Gnome Tips

Add/Edit GDM Sessions

Each session is a *.desktop file located at /usr/share/xsessions.

GDM appearance

You can change background image, gtk/icon theme by hands (as described at Gnome_2.28_Changes#Configuring_gdm_2.28), or you can use gdm2setup from the AUR.

Tweaking

If your gnome applications seem sluggish and gnome hangs at start-up after killing the previous session, it’s likely you haven’t set your /etc/hosts file correctly and your /etc/hosts file includes:

 127.0.0.1       localhost.localdomain     localhost      YOURHOSTNAME

Then run “/bin/hostname YOURHOSTNAME” and “/sbin/ifconfig lo up” as root.

Slow Performance

Due to an improper coded GNOME drawing library, some actions in GNOME can slow the system. If the theme icons are in SVG format, they make the system slower. A very fast improvement is to either use icons in PNG format or to convert the used icons into the PNG format.

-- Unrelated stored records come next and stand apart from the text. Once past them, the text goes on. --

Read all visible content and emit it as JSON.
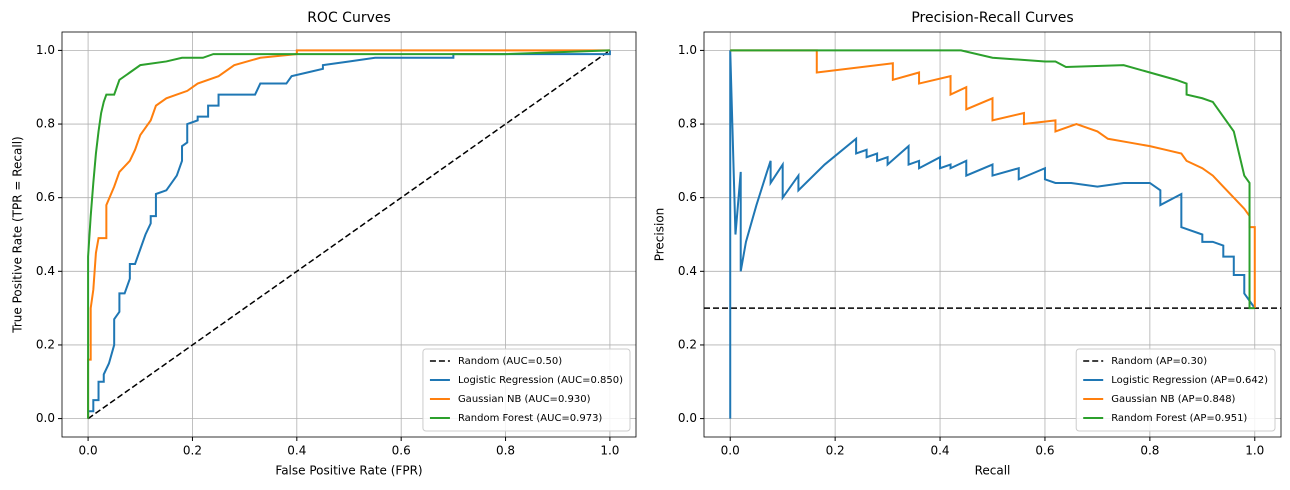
{
  "chart_data": [
    {
      "type": "line",
      "title": "ROC Curves",
      "xlabel": "False Positive Rate (FPR)",
      "ylabel": "True Positive Rate (TPR = Recall)",
      "xlim": [
        -0.05,
        1.05
      ],
      "ylim": [
        -0.05,
        1.05
      ],
      "xticks": [
        {
          "value": 0,
          "label": "0.0"
        },
        {
          "value": 0.2,
          "label": "0.2"
        },
        {
          "value": 0.4,
          "label": "0.4"
        },
        {
          "value": 0.6,
          "label": "0.6"
        },
        {
          "value": 0.8,
          "label": "0.8"
        },
        {
          "value": 1,
          "label": "1.0"
        }
      ],
      "yticks": [
        {
          "value": 0,
          "label": "0.0"
        },
        {
          "value": 0.2,
          "label": "0.2"
        },
        {
          "value": 0.4,
          "label": "0.4"
        },
        {
          "value": 0.6,
          "label": "0.6"
        },
        {
          "value": 0.8,
          "label": "0.8"
        },
        {
          "value": 1,
          "label": "1.0"
        }
      ],
      "grid": true,
      "legend": "lower right",
      "series": [
        {
          "name": "Random (AUC=0.50)",
          "color": "#000000",
          "dashed": true,
          "x": [
            0,
            1
          ],
          "values": [
            0,
            1
          ]
        },
        {
          "name": "Logistic Regression (AUC=0.850)",
          "color": "#1f77b4",
          "x": [
            0,
            0,
            0.01,
            0.01,
            0.02,
            0.02,
            0.03,
            0.03,
            0.04,
            0.05,
            0.05,
            0.06,
            0.06,
            0.07,
            0.08,
            0.08,
            0.09,
            0.1,
            0.11,
            0.12,
            0.12,
            0.13,
            0.13,
            0.15,
            0.16,
            0.17,
            0.18,
            0.18,
            0.19,
            0.19,
            0.21,
            0.21,
            0.23,
            0.23,
            0.25,
            0.25,
            0.32,
            0.33,
            0.38,
            0.39,
            0.42,
            0.45,
            0.45,
            0.5,
            0.55,
            0.7,
            0.7,
            1,
            1
          ],
          "values": [
            0,
            0.02,
            0.02,
            0.05,
            0.05,
            0.1,
            0.1,
            0.12,
            0.15,
            0.2,
            0.27,
            0.29,
            0.34,
            0.34,
            0.38,
            0.42,
            0.42,
            0.46,
            0.5,
            0.53,
            0.55,
            0.55,
            0.61,
            0.62,
            0.64,
            0.66,
            0.7,
            0.74,
            0.75,
            0.8,
            0.81,
            0.82,
            0.82,
            0.85,
            0.85,
            0.88,
            0.88,
            0.91,
            0.91,
            0.93,
            0.94,
            0.95,
            0.96,
            0.97,
            0.98,
            0.98,
            0.99,
            0.99,
            1
          ]
        },
        {
          "name": "Gaussian NB (AUC=0.930)",
          "color": "#ff7f0e",
          "x": [
            0,
            0,
            0.005,
            0.005,
            0.01,
            0.015,
            0.02,
            0.035,
            0.035,
            0.05,
            0.06,
            0.08,
            0.09,
            0.1,
            0.12,
            0.13,
            0.15,
            0.17,
            0.19,
            0.21,
            0.25,
            0.28,
            0.33,
            0.4,
            0.4,
            1
          ],
          "values": [
            0,
            0.16,
            0.16,
            0.3,
            0.35,
            0.45,
            0.49,
            0.49,
            0.58,
            0.63,
            0.67,
            0.7,
            0.73,
            0.77,
            0.81,
            0.85,
            0.87,
            0.88,
            0.89,
            0.91,
            0.93,
            0.96,
            0.98,
            0.99,
            1,
            1
          ]
        },
        {
          "name": "Random Forest (AUC=0.973)",
          "color": "#2ca02c",
          "x": [
            0,
            0,
            0.005,
            0.01,
            0.015,
            0.02,
            0.025,
            0.03,
            0.035,
            0.05,
            0.06,
            0.08,
            0.1,
            0.15,
            0.18,
            0.22,
            0.24,
            0.4,
            0.8,
            1
          ],
          "values": [
            0,
            0.44,
            0.55,
            0.64,
            0.72,
            0.78,
            0.83,
            0.86,
            0.88,
            0.88,
            0.92,
            0.94,
            0.96,
            0.97,
            0.98,
            0.98,
            0.99,
            0.99,
            0.99,
            1
          ]
        }
      ]
    },
    {
      "type": "line",
      "title": "Precision-Recall Curves",
      "xlabel": "Recall",
      "ylabel": "Precision",
      "xlim": [
        -0.05,
        1.05
      ],
      "ylim": [
        -0.05,
        1.05
      ],
      "xticks": [
        {
          "value": 0,
          "label": "0.0"
        },
        {
          "value": 0.2,
          "label": "0.2"
        },
        {
          "value": 0.4,
          "label": "0.4"
        },
        {
          "value": 0.6,
          "label": "0.6"
        },
        {
          "value": 0.8,
          "label": "0.8"
        },
        {
          "value": 1,
          "label": "1.0"
        }
      ],
      "yticks": [
        {
          "value": 0,
          "label": "0.0"
        },
        {
          "value": 0.2,
          "label": "0.2"
        },
        {
          "value": 0.4,
          "label": "0.4"
        },
        {
          "value": 0.6,
          "label": "0.6"
        },
        {
          "value": 0.8,
          "label": "0.8"
        },
        {
          "value": 1,
          "label": "1.0"
        }
      ],
      "grid": true,
      "legend": "lower right",
      "series": [
        {
          "name": "Random (AP=0.30)",
          "color": "#000000",
          "dashed": true,
          "x": [
            -0.05,
            1.05
          ],
          "values": [
            0.3,
            0.3
          ]
        },
        {
          "name": "Logistic Regression (AP=0.642)",
          "color": "#1f77b4",
          "x": [
            0,
            0,
            0.01,
            0.02,
            0.02,
            0.03,
            0.05,
            0.07,
            0.077,
            0.077,
            0.1,
            0.1,
            0.13,
            0.13,
            0.18,
            0.24,
            0.24,
            0.26,
            0.26,
            0.28,
            0.28,
            0.3,
            0.3,
            0.34,
            0.34,
            0.36,
            0.36,
            0.4,
            0.4,
            0.42,
            0.42,
            0.45,
            0.45,
            0.5,
            0.5,
            0.55,
            0.55,
            0.6,
            0.6,
            0.62,
            0.65,
            0.7,
            0.75,
            0.8,
            0.82,
            0.82,
            0.86,
            0.86,
            0.9,
            0.9,
            0.92,
            0.94,
            0.94,
            0.96,
            0.96,
            0.98,
            0.98,
            1
          ],
          "values": [
            0,
            1,
            0.5,
            0.67,
            0.4,
            0.48,
            0.58,
            0.67,
            0.7,
            0.64,
            0.69,
            0.6,
            0.66,
            0.62,
            0.69,
            0.76,
            0.72,
            0.73,
            0.71,
            0.72,
            0.7,
            0.71,
            0.69,
            0.74,
            0.69,
            0.7,
            0.68,
            0.71,
            0.68,
            0.69,
            0.68,
            0.7,
            0.66,
            0.69,
            0.66,
            0.68,
            0.65,
            0.68,
            0.65,
            0.64,
            0.64,
            0.63,
            0.64,
            0.64,
            0.62,
            0.58,
            0.61,
            0.52,
            0.5,
            0.48,
            0.48,
            0.47,
            0.44,
            0.44,
            0.39,
            0.39,
            0.34,
            0.3
          ]
        },
        {
          "name": "Gaussian NB (AP=0.848)",
          "color": "#ff7f0e",
          "x": [
            0,
            0.165,
            0.165,
            0.31,
            0.31,
            0.36,
            0.36,
            0.42,
            0.42,
            0.45,
            0.45,
            0.5,
            0.5,
            0.56,
            0.56,
            0.62,
            0.62,
            0.66,
            0.7,
            0.72,
            0.76,
            0.8,
            0.83,
            0.86,
            0.87,
            0.9,
            0.92,
            0.94,
            0.96,
            0.98,
            0.99,
            0.99,
            1,
            1
          ],
          "values": [
            1,
            1,
            0.94,
            0.965,
            0.92,
            0.94,
            0.91,
            0.93,
            0.88,
            0.9,
            0.84,
            0.87,
            0.81,
            0.83,
            0.8,
            0.81,
            0.78,
            0.8,
            0.78,
            0.76,
            0.75,
            0.74,
            0.73,
            0.72,
            0.7,
            0.68,
            0.66,
            0.63,
            0.6,
            0.57,
            0.55,
            0.52,
            0.52,
            0.3
          ]
        },
        {
          "name": "Random Forest (AP=0.951)",
          "color": "#2ca02c",
          "x": [
            0,
            0.44,
            0.5,
            0.6,
            0.62,
            0.64,
            0.75,
            0.8,
            0.85,
            0.87,
            0.87,
            0.9,
            0.92,
            0.94,
            0.96,
            0.97,
            0.98,
            0.99,
            0.99,
            1
          ],
          "values": [
            1,
            1,
            0.98,
            0.97,
            0.97,
            0.955,
            0.96,
            0.94,
            0.92,
            0.91,
            0.88,
            0.87,
            0.86,
            0.82,
            0.78,
            0.72,
            0.66,
            0.64,
            0.3,
            0.3
          ]
        }
      ]
    }
  ]
}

Enable Volume Control as tray notification

Some users will have noticed that there is no volume control by default. It either can be added as a object to the panel or as a notification icon in the systray. To do the last one you have to replace gnome-media with gnome-media-pulse. This will install the volume control manager developed by Redhat and used in Distributions such as Ubuntu or Fedora.

 # pacman -S gnome-media-pulse

Fonts Seem Skewed

You can alter the DPI of your fonts in Gnome with right-click on the desktop ? Change desktop background ? Fonts ? Details ? Resolution

 Resolution: [96] dots per inch

Enable smooth Fonts

To have a nice and readable font configuration all you have to do is to click again with right-click on the desktop ? Fonts ? Details. Here you can set Subpixel (LCD) for Antialiasing and a low Hinting to have a optimal configuration. To be able to set LCD see the chapter on [LCD Font Configuration].

Change the Default Background Image

The default background is that zoomed in picture of a green leaf. It appears for newly created users, but more importantly, this is the image shown when the screen is locked. As of 25-Apr-2009, you can find this image here

 /usr/share/pixmaps/backgrounds/gnome/background-default.jpg

To change it, simply copy your favorite image to this location (as root) and rename it.

Change the Default Background Color, Opacity, etc.

The default background color is green. You might want to change it if you’re using a transparent PNG as background.

 $ sudo gconf-editor

Go to File ? New Defaults Window and edit the keys

 /desktop/gnome/background/primary_color

and

 /desktop/gnome/background/secondary_color

You can also find keys for opacity, shading style, etc.